Groups condemn US Supreme Court ruling on birthright citizenship
SAN DIEGO (CMC):
The Haitian Bridge Alliance (HBA) has “forcefully” condemned the United States Supreme Court’s decision in partially staying preliminary injunctions on President Donald Trump’s birthright citizenship executive order for Caribbean and other immigrants, sending the issue back to lower courts for further action.
In a six-to-three decision, the Supreme Court of the United States last Friday sided with President Trump, granting his request to narrow the multiple nationwide injunctions that had blocked his executive order to end birthright citizenship.
HBA’s Executive Director, Guerline Jozef, told the Caribbean Media Corporation (CMC) that the Supreme Court’s decision that limits nationwide injunctions “clears a dangerous path for the Trump administration’s attacks on birthright citizenship to proceed in large parts of the country”.
Jozef noted that the court did not decide whether the 14th Amendment, which has guaranteed birthright citizenship since 1868 and was affirmed in 1898, protects these children.

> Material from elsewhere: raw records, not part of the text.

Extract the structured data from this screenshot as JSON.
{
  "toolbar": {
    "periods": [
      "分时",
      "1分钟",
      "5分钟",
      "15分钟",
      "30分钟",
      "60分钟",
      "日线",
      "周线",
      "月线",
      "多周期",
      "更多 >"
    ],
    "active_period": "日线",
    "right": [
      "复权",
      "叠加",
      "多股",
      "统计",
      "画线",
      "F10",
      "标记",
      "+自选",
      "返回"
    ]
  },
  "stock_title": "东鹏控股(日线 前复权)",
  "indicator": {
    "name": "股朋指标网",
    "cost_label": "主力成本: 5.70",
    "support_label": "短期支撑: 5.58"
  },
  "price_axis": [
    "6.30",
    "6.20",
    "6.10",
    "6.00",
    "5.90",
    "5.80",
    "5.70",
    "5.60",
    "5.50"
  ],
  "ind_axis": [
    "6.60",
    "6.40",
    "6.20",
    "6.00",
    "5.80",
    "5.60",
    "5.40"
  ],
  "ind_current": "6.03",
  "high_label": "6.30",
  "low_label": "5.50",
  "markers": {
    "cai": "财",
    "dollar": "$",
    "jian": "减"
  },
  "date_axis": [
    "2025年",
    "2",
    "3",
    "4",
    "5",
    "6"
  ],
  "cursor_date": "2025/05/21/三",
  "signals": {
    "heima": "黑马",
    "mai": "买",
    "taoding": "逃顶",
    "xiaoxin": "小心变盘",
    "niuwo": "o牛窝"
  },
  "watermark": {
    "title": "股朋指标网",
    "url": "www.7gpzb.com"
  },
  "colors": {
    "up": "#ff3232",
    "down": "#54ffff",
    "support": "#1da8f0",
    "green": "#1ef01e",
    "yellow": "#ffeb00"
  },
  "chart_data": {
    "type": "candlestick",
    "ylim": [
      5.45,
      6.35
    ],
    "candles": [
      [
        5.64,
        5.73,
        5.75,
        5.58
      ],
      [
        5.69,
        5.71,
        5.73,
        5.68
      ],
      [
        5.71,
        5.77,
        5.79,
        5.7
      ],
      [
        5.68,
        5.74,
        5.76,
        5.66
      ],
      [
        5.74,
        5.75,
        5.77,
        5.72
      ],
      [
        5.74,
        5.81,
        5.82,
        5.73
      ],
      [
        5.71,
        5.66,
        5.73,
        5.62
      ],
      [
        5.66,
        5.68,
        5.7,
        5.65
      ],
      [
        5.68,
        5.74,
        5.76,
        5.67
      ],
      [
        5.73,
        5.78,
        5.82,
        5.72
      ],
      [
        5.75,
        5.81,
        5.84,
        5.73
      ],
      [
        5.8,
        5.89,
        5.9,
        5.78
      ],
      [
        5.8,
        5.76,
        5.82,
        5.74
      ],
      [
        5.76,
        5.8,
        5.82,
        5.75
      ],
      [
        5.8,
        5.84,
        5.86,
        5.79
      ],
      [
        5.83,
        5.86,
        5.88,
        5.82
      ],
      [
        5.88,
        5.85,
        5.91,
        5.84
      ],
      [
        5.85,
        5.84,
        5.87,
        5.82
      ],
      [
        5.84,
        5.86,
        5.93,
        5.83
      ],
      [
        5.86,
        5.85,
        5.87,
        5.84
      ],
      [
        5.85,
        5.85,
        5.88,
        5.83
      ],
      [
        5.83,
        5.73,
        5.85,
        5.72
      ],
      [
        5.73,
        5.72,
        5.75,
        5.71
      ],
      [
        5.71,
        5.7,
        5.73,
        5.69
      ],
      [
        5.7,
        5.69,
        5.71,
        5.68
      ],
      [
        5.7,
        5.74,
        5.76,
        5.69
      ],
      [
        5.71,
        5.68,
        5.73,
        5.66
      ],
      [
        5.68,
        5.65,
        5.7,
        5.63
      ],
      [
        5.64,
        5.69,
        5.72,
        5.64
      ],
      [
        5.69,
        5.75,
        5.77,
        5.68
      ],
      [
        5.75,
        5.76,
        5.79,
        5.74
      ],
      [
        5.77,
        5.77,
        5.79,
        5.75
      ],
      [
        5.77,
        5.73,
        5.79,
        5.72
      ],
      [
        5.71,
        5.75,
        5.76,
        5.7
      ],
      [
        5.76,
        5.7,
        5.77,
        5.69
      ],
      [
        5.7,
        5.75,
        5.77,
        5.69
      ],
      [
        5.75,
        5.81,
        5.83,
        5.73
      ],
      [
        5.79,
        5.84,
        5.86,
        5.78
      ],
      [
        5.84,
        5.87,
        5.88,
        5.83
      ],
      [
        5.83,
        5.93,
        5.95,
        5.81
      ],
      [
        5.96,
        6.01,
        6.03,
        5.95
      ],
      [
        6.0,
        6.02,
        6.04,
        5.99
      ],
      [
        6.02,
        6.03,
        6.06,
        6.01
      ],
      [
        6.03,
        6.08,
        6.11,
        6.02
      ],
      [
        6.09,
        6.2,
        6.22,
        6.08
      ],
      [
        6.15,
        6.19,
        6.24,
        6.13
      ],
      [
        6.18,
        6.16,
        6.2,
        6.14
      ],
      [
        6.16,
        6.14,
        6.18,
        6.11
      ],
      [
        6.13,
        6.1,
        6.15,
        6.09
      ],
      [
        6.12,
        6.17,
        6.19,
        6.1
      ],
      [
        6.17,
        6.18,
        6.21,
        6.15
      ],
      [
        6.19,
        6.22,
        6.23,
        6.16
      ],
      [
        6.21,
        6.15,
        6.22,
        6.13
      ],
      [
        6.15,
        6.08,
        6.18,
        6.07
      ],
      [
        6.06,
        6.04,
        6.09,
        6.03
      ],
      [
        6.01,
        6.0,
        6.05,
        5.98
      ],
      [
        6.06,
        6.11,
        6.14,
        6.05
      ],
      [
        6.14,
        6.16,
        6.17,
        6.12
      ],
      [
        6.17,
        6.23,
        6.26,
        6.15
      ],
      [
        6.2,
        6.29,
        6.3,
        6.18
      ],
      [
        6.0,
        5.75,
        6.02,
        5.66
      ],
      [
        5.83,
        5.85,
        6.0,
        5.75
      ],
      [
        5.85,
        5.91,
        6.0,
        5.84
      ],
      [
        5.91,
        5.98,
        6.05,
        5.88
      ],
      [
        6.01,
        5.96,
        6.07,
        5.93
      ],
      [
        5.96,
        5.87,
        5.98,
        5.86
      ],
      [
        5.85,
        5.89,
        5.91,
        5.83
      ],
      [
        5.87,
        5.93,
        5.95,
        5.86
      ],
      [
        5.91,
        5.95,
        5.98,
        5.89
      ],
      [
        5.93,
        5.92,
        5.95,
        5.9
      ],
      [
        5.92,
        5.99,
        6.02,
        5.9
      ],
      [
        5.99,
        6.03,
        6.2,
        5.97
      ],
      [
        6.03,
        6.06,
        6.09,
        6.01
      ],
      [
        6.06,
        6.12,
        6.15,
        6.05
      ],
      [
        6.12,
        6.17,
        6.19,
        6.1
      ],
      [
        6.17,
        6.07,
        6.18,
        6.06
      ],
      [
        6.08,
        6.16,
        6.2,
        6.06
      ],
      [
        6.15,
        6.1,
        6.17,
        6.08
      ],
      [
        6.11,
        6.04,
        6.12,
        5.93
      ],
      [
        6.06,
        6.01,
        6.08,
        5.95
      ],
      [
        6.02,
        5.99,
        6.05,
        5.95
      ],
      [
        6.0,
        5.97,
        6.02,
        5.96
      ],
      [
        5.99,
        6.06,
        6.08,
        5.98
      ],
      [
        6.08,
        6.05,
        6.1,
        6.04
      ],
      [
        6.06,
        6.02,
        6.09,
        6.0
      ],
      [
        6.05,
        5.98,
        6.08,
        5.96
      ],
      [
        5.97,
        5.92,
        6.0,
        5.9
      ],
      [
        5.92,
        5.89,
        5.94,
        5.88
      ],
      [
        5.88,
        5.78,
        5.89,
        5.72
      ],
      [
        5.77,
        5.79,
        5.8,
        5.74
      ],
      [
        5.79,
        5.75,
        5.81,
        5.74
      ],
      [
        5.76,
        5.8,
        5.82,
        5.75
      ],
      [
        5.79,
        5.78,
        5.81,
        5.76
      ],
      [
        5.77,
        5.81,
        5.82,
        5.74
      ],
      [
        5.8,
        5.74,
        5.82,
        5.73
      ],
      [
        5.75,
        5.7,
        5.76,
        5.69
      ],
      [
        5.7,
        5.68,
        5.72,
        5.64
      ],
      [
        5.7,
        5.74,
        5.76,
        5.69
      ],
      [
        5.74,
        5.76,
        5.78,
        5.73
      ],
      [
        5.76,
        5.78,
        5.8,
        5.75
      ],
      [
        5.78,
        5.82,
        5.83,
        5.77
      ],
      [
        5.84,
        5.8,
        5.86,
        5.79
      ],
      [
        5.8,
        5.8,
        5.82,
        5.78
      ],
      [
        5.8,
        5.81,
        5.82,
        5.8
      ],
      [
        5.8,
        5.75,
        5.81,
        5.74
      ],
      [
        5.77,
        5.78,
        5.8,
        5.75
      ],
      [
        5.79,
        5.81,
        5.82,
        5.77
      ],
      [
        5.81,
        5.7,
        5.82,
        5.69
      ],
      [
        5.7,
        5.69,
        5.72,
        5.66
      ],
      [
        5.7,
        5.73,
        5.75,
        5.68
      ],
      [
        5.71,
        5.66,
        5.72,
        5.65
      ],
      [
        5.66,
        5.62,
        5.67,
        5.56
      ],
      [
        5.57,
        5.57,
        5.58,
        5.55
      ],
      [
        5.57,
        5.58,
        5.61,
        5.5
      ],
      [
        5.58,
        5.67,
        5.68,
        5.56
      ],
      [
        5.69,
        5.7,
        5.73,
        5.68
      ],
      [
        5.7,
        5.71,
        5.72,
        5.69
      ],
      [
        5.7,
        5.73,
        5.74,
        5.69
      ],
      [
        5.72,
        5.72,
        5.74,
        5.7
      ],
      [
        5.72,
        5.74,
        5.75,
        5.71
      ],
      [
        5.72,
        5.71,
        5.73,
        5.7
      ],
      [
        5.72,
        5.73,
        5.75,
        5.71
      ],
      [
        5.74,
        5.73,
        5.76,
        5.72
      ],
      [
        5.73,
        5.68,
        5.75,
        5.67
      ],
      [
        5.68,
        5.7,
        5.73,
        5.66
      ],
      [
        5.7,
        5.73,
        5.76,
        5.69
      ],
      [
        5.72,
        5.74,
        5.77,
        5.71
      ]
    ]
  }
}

“That fundamental issue remains pending and threatens to escalate this humanitarian and constitutional crisis,” she warned, calling on the US Congress to pass federal legislation reaffirming unconditional birthright citizenship under the 14th Amendment.
She also called on state governments to challenge the executive order in federal courts to maintain safeguards for all children.
Additionally, Jozef urged human-rights groups to launch “coordinated legal challenges, provide rapid-response legal aid, and mobilise communities to defend vulnerable families”.
Caribbean immigration advocates and legislators have also condemned the Supreme Court’s decision.
“By narrowing nationwide injunctions, the court has opened the door for Trump to advance his dangerous and unconstitutional attempt to end birthright citizenship –a right clearly guaranteed by the 14th Amendment for more than 150 years,” Murad Awawdeh, president and chief executive officer of the New York Immigration Coalition (NYIC), an umbrella coalition of over 200 immigrant and refugee groups in New York.
“This same Supreme Court never thought to say that the many national injunctions and stays that it upheld against the Biden administration were outside the judiciary’s power to enact,” he added.
The Congressional Black Caucus (CBC), chaired by Caribbean-American Congresswoman Yvette D. Clarke, the daughter of Jamaican immigrants, who represents the 9th Congressional District in New York, also condemned the US Supreme Court’s ruling.
“By limiting the federal judiciary’s ability to issue nationwide injunctions against the Trump administration’s extremist and authoritarian policies, the conservative super majority on the Supreme Court is once again bending the law to serve President Trump instead of defending the Constitution and the American people,” said CBC in a statement.
New York Attorney General Letitia James said the US Supreme Court’s decision “is a profound and disappointing setback for the families who now face tremendous uncertainty and danger, for the millions of people who rely on the courts to protect their constitutional rights, and for the fundamental rule of law”.
“Every child born on US soil is a citizen of this country, no matter which state they are born in. This has been the law of the land for more than a century,” said James, noting however, that the case “is not over”.